Elektrophile Additionen an das Bicyclo[1.1.0]butan‐System von 1‐Phenyl‐ und 1‐(4‐Anisyl)tricyclo[4.1.0.02,7]heptan: Säure‐katalysierte Reaktionen mit Wasser und Methanol, Anlagerung von Essigsäure und Oxymercurierung

Abstract

Electrophilic Additions to the Bicyclo[1.1.0]butane System of 1‐Phenyl‐ and 1‐(4‐Anisyl)tricyclo[4.1.0.02,7]heptane: Acid‐Catalyzed Reactions with Water and Methanol, Addition of Acetic Acid, and Oxymerucuration1‐(4‐Anisyl)tricyclo[4.1.0.02,7]heptane (37) was prepared from 1‐(4‐anisyl)cyclohexene, tetrabromomethane, and methyllithium in a one‐pot reaction.

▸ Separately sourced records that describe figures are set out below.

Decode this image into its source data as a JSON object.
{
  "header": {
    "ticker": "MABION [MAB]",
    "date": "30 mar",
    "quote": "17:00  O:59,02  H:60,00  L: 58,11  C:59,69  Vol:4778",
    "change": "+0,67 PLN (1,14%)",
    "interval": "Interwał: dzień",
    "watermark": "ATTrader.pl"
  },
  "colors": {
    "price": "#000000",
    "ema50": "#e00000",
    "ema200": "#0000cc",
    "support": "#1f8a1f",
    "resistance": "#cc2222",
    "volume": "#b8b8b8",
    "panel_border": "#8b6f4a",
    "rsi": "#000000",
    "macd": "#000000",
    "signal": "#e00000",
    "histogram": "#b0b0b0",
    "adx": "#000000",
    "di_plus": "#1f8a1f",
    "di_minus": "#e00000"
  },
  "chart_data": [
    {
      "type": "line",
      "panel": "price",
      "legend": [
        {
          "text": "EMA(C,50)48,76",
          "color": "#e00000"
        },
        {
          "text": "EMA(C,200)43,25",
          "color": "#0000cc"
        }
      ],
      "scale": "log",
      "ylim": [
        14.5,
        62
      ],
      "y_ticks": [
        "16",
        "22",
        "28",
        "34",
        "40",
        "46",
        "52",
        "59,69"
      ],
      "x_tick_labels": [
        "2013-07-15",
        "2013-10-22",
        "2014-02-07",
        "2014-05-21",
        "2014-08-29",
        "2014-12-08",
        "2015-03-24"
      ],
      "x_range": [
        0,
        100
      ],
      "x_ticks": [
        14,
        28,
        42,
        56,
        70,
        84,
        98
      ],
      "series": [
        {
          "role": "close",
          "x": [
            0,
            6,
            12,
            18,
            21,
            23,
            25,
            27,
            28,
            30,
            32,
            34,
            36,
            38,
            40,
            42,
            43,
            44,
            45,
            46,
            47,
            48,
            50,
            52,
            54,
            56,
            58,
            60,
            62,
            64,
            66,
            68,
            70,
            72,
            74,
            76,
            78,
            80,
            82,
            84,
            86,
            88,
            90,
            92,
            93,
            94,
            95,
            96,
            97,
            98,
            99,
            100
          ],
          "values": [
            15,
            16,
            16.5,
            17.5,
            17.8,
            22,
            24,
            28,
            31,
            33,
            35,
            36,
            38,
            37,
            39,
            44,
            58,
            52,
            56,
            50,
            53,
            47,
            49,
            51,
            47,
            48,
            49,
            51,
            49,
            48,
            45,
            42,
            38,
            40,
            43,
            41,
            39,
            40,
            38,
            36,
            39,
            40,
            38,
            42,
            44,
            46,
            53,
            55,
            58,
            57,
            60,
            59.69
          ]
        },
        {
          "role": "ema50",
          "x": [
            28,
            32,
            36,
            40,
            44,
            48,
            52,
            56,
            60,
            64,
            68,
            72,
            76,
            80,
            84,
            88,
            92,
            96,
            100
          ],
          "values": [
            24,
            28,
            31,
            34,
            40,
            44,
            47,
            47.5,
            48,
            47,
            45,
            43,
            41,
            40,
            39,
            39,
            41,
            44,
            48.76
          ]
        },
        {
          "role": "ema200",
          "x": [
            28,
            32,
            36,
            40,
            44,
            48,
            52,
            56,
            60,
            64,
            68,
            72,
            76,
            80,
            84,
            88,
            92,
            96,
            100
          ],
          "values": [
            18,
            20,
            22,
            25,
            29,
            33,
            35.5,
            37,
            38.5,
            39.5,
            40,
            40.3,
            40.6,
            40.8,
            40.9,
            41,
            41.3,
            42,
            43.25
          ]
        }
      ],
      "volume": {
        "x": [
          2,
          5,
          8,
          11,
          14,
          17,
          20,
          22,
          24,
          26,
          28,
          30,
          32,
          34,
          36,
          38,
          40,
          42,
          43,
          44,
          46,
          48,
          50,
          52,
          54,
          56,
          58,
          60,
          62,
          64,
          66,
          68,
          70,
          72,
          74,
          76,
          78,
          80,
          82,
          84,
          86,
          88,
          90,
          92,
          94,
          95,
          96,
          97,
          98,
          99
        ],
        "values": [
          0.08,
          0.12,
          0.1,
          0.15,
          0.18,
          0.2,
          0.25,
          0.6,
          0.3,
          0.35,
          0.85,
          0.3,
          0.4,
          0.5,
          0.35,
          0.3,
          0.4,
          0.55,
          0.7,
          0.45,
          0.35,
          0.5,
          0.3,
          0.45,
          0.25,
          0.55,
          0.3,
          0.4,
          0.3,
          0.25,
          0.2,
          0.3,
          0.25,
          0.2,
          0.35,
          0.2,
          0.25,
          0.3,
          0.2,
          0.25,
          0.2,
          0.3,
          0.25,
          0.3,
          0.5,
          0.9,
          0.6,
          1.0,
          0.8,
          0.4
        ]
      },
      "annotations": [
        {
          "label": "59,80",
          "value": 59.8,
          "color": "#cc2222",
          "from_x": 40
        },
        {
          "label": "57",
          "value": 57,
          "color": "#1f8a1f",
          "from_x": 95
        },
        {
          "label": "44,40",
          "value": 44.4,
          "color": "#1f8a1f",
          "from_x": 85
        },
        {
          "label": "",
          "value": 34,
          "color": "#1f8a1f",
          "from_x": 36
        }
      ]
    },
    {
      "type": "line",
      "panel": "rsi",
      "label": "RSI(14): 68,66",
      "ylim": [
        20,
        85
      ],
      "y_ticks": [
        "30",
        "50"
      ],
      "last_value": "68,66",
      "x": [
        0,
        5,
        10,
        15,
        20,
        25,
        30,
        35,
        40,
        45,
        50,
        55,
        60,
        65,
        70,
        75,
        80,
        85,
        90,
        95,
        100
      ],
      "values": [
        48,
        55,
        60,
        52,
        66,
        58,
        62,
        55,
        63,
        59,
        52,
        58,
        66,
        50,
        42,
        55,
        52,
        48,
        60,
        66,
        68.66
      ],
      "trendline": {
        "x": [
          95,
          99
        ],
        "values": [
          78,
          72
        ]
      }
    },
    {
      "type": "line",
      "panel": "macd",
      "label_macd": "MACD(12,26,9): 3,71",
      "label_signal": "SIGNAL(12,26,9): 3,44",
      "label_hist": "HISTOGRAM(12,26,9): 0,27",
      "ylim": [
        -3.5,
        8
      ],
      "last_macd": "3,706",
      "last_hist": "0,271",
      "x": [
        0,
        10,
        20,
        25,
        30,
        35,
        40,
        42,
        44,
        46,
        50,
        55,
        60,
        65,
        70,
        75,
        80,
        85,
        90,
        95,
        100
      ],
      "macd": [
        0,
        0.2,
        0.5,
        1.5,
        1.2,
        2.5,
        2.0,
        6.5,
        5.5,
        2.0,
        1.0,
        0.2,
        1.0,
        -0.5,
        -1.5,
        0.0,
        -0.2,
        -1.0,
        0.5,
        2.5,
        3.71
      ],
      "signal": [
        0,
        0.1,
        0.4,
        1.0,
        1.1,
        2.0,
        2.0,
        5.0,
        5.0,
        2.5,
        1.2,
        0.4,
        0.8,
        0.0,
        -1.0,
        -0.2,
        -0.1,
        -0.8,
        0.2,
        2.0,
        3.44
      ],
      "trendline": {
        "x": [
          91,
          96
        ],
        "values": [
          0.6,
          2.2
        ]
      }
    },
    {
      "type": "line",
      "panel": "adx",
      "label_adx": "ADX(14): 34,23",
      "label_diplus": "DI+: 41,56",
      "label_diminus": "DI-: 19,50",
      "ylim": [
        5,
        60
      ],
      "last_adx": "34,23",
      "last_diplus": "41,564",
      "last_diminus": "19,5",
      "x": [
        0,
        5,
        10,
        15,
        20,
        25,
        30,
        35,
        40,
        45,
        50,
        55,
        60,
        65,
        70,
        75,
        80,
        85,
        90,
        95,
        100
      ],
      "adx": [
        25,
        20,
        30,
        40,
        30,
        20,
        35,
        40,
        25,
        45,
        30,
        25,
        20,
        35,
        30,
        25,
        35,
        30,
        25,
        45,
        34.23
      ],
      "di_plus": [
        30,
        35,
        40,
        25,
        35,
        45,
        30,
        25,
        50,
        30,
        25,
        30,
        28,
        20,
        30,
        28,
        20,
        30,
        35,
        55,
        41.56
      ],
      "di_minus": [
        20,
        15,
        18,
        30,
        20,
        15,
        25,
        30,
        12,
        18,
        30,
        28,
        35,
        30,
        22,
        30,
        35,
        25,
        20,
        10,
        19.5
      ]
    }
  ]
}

Starting from 37 and the analogous phenyl compound 19, the oxymercuration/demercuration sequence provided the exo‐6‐aryl‐endo‐6‐norpinanols 30a and 20a, respectively. By reaction with triphenyl‐stannane, the bromo compound 27a was converted into endo‐6‐phenyl‐exo‐6‐norpinanol 28a. Treatment of 19 with aqueous sulfuric acid led to a mixture of the alcohols 20a–25a. Mixtures of a very similar composition were obtained on hydrolysis of the 3,5‐dinitrobenzoates 20b and 28b of 20a and 28a in 80% aqueous acetone. Kinetic measurements revealed the same rate for the hydrolysis of 20b and 28b. The proof of the presence of 20a among the products of the reactions of 19, 20b, and 28b showed the intermediacy of an unrearranged cation, to which the classical structure 16 is ascribed. That acetic acid is too weak a nucleophile to intercept 16 follows from the structure of the adducts to 19. All of them (21b, 22b, 25b, 26b) have rearranged skeletons. In contrast, the stronger nucleophile methanol trapped 16 more efficiently than water to give the diastereomeric 6‐norpinyl methyl ethers 20d and 28d. The reaction of 37 with acetic acid and 10−4 M hydrochloric acid as well as the hydrolysis the 3,5‐dinitrobenzoate 30c of 30a produced mainly the diastereomeric 6‐norpinyl acetates 30b and 31b and 6‐norpinanols 30a and 31a, respectively. Whereas the protonation of 19 and 37 gives the classical cations 16 and 17, respectively, the oxymercuration of these substrates results in the generation of the nonclassical cations 44 and 46. This was concluded from the configuration of the demercuration products 20a and 30a and the absence of the diastereomers 28a and 31a.